Use the first page of the guided notes to introduce the concept of random samples and population inferences. Walk through the key vocabulary terms, such as random samples, population inferences, biased samples, unbiased samples, and representative of the population. Explain what each term means and why they are important in statistics.
Use the second page of the guided notes to explain how to draw inferences by using data collected from random samples. Walk through the steps of what inferences are and why they are important.
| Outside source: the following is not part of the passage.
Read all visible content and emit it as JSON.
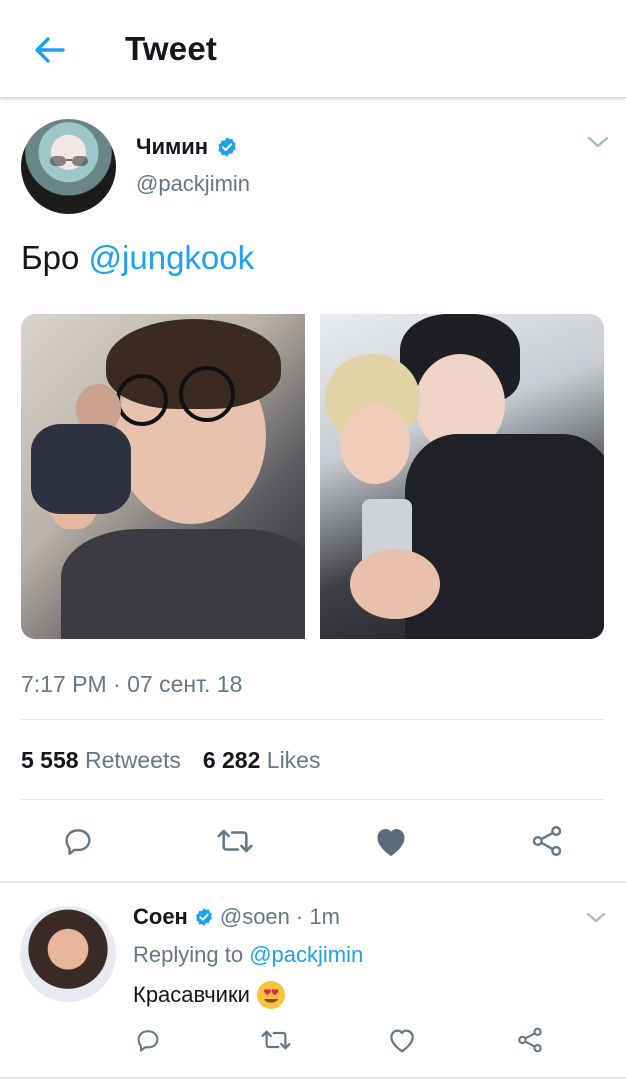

Discuss why random sampling tends to produce representative samples and support valid inferences. Go through the two examples in the guided notes resource. Refer to the FAQ below for a walk through on this, as well as ideas on how to respond to common student questions.
Based on student responses, reteach concepts that students need extra help with. If your class has a wide range of proficiency levels, you can pull out students for reteaching, and have more advanced students begin work on the practice exercises.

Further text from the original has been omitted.